I was thinking about latest @machty’s router changes in regard to loading states. This is a great step forward, but one thing bothers me a bit. We’re giving a lot of love to the scenario of loading routes with promises, but not a lot of love to a situation when for some reason I want to avoid using a promise.
The best example (which I also talk a lot about on most router related discussions, as you may have noticed) is a list of items and a detailed view. After thinking about approaching such a scenario, I would probably use a promise only for a detailed view, as this is the main thing to see, a list is just an addition, if it’s not loaded you don’t loose too much. That way, we can quickly render a list and move to fetching an individual view. A problem is, it usually involves a lot of boilerplate in templates, for example:
{{#if loading}}
List is loading
{{else}}
display list
{{/if}}
Additionally, if I would like to handle error properly, I would need to add extra logic for that.
In general there are 2 cases for rendering things, which are not a “main” view of the page (I’m being a bit simplistic here, but please bare with me):
- Without a nested UI, you may have a list, which will be rendered in the sidebar, but completely separately from the view, for example with
{{render "posts"}}
- With a nested UI, you may have a list, which is rendered in the sidebar, and the outlet for the main view. In such situation a list will be rendered alongside with a child template
Let’s start with a first case. When you render such a resource, you will most probably fetch actual records in the controller, maybe in a content computed property. If you want to handle errors, you will have to wire your own code, which will render an error template or a loading template while resource is loading. These steps may be easily abstracted and the templates can be rendered automatically if present.
In the second case, things are a bit more complicated, let’s take such a template as an example:
<ul class="posts">
{{#each post in controller}}
<li>{{post.title}}</li>
{{/each}}
</ul>
{{outlet}}
We can’t just swap the entire template for the time the list is loading, because it would also remove the outlet.
I think that the answer to both cases could be something like a {{resource}}
helper. In the first case, we could use it instead of render, like {{resource "posts"}}
, which would take care of creating a certain type of view and controller, which is able to deal with loading and error states.
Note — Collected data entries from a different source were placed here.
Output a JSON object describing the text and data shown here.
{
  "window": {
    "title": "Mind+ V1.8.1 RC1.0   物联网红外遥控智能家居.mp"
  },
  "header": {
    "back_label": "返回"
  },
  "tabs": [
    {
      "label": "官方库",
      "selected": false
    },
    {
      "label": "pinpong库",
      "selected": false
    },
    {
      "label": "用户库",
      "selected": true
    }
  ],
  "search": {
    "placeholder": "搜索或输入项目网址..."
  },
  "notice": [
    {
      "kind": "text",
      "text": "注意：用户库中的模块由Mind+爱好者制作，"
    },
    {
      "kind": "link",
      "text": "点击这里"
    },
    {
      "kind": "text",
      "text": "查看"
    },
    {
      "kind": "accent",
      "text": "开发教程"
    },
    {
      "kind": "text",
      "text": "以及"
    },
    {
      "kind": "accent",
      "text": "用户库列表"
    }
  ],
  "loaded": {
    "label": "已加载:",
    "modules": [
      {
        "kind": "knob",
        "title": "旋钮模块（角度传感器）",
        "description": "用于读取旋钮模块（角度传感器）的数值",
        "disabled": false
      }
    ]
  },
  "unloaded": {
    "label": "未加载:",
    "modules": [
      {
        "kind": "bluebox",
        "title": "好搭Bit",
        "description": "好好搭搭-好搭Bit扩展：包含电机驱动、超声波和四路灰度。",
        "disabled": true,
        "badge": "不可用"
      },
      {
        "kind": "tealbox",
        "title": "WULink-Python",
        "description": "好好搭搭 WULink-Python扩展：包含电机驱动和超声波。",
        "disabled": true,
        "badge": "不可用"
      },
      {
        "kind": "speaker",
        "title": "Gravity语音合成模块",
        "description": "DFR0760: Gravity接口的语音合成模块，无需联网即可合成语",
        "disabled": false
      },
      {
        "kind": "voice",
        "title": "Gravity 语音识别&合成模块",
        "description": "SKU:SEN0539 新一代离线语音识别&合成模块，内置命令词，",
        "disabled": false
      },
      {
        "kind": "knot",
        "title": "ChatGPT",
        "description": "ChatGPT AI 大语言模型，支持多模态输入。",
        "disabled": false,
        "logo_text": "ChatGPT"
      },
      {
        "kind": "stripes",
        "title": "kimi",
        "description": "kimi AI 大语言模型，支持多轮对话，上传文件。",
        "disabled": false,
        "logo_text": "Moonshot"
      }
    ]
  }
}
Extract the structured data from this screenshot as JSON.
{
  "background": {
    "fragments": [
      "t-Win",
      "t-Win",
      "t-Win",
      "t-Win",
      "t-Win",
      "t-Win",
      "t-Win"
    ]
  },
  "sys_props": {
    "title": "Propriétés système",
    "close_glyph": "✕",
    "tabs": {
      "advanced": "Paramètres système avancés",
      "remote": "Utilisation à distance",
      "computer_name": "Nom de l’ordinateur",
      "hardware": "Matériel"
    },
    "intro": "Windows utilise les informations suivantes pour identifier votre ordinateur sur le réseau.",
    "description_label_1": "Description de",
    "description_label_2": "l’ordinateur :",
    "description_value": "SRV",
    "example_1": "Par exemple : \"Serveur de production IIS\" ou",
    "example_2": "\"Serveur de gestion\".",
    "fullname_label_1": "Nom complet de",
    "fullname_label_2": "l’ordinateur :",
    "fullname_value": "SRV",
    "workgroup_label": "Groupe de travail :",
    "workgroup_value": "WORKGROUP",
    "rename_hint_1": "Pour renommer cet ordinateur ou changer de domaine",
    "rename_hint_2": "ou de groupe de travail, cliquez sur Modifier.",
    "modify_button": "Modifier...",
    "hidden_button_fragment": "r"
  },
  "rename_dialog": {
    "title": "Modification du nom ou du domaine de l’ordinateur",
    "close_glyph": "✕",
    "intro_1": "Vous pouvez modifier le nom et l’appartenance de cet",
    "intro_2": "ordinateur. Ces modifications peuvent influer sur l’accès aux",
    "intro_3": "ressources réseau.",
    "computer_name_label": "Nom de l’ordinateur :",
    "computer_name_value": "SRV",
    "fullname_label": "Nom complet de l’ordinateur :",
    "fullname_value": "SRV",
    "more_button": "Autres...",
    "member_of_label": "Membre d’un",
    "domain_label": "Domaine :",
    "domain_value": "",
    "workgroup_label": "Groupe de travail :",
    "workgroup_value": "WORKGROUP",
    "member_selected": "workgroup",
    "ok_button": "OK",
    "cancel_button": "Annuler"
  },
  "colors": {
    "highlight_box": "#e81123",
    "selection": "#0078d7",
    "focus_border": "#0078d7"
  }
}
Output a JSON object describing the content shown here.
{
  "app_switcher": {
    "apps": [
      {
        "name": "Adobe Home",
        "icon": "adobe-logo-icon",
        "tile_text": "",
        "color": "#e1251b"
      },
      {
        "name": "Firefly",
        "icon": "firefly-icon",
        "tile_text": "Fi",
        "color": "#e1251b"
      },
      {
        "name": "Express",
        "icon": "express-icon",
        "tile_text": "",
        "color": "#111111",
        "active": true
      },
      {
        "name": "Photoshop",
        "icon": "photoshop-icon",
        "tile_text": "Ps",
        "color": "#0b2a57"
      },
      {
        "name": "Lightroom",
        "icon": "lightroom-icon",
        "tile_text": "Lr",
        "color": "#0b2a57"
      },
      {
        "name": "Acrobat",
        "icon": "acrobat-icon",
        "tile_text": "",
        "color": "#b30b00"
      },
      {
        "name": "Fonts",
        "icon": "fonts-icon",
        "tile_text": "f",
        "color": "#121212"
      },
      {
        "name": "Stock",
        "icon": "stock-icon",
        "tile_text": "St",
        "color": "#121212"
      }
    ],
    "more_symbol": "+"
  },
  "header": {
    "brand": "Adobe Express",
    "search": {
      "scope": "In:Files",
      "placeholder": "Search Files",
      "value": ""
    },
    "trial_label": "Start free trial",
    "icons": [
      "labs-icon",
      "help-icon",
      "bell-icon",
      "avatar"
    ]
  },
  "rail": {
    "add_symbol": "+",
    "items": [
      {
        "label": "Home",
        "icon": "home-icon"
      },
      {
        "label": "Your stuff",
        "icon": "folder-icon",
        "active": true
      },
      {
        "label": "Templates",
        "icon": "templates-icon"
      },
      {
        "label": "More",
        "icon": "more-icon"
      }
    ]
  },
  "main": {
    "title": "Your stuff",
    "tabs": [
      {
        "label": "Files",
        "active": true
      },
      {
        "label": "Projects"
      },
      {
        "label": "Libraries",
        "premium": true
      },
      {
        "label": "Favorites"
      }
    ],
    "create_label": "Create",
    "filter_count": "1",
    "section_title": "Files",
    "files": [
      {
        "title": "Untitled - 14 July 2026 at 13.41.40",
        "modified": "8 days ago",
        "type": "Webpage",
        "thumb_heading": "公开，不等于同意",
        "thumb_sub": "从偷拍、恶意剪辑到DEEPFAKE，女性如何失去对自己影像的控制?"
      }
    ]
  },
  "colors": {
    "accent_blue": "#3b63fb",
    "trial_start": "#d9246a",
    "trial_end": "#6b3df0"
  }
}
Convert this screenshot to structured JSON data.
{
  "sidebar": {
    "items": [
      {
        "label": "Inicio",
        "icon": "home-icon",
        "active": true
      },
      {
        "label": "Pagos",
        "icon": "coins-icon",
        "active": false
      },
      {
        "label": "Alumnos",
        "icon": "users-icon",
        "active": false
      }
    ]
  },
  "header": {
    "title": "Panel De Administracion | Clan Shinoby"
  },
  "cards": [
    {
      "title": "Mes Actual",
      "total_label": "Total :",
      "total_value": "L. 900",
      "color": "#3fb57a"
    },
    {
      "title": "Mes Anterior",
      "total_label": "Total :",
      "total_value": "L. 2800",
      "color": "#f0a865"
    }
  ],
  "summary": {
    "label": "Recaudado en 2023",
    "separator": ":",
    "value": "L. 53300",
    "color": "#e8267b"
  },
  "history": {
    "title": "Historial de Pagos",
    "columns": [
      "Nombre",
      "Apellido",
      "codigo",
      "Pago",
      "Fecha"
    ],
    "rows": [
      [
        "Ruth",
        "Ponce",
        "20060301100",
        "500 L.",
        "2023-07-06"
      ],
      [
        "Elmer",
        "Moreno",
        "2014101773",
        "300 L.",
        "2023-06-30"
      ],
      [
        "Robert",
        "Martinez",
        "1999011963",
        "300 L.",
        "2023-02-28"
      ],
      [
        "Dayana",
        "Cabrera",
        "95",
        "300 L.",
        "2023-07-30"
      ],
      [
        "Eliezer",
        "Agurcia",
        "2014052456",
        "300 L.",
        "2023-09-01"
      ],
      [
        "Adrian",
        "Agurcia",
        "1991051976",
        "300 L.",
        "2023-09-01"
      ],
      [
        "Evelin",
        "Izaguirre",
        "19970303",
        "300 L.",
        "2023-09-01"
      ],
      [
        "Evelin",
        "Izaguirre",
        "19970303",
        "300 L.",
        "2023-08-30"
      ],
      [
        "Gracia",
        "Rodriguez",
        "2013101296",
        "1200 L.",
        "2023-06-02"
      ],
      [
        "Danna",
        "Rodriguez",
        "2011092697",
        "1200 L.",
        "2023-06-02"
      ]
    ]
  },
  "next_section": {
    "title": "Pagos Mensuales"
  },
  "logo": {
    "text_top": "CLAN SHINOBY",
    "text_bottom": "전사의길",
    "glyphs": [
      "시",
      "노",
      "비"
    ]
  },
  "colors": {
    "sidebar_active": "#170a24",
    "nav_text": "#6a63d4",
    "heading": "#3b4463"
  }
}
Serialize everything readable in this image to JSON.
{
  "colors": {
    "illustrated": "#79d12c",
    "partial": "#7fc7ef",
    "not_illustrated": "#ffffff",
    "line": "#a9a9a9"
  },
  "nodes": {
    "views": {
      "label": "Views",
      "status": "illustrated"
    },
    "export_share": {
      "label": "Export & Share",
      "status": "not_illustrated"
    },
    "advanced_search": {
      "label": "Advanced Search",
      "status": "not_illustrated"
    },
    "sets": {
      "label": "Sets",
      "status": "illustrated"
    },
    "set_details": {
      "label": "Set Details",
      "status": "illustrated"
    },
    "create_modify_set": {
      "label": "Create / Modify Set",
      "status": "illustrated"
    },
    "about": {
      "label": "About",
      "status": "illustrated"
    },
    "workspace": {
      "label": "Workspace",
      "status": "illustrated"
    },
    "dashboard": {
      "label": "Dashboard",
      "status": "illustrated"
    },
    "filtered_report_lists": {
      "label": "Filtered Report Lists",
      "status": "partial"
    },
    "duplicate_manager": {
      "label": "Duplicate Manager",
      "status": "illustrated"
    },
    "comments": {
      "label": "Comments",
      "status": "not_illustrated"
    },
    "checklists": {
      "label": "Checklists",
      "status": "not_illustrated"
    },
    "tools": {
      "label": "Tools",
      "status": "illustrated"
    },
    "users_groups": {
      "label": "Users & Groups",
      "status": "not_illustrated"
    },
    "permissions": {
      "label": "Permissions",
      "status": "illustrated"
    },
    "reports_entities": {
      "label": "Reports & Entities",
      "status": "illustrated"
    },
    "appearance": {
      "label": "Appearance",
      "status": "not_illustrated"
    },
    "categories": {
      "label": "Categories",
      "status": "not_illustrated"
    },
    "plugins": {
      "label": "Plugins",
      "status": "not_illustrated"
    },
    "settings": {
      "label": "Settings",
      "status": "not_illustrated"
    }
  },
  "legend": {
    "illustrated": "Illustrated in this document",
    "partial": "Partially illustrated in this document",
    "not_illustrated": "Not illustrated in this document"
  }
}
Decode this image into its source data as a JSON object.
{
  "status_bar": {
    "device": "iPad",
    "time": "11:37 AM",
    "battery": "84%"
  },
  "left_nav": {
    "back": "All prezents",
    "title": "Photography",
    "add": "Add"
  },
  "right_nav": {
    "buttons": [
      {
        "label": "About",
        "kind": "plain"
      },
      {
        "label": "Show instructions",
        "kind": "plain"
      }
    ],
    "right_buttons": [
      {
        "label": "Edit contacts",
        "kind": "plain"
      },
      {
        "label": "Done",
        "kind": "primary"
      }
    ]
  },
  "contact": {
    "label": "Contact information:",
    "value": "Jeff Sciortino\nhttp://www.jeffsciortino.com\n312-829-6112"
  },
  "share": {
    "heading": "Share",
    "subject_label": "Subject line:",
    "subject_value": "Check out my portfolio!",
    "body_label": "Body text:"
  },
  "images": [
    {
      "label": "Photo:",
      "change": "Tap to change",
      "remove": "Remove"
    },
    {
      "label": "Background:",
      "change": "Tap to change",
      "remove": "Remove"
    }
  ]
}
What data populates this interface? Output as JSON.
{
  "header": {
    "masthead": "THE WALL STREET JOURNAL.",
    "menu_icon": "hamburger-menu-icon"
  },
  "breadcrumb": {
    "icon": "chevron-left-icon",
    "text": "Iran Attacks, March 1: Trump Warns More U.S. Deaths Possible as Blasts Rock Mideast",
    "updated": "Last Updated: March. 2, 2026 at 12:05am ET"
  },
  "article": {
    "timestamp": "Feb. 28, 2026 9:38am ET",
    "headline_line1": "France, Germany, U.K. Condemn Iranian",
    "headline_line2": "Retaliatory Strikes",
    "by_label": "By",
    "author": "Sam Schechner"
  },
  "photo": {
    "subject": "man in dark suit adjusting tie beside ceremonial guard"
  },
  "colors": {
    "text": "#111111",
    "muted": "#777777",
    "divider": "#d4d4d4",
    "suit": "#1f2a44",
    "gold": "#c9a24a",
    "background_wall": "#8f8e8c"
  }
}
In the second case, we could use the same helper, instead of putting the posts list directly, but passing a block to it:
{{#resource "posts"}}
<ul class="posts">
{{#each post in controller}}
<li>{{post.title}}</li>
{{/each}}
</ul>
{{/resource}}
{{outlet}}
It would preserve the context of a parent controller, but just as with the first example, it would deal with loading and error states.
What do you think about that? I’m happy to implement this feature. I guess I will still implement it as an extension, but I would love to get it into core, because I feel that we lack a good abstractions in that regard.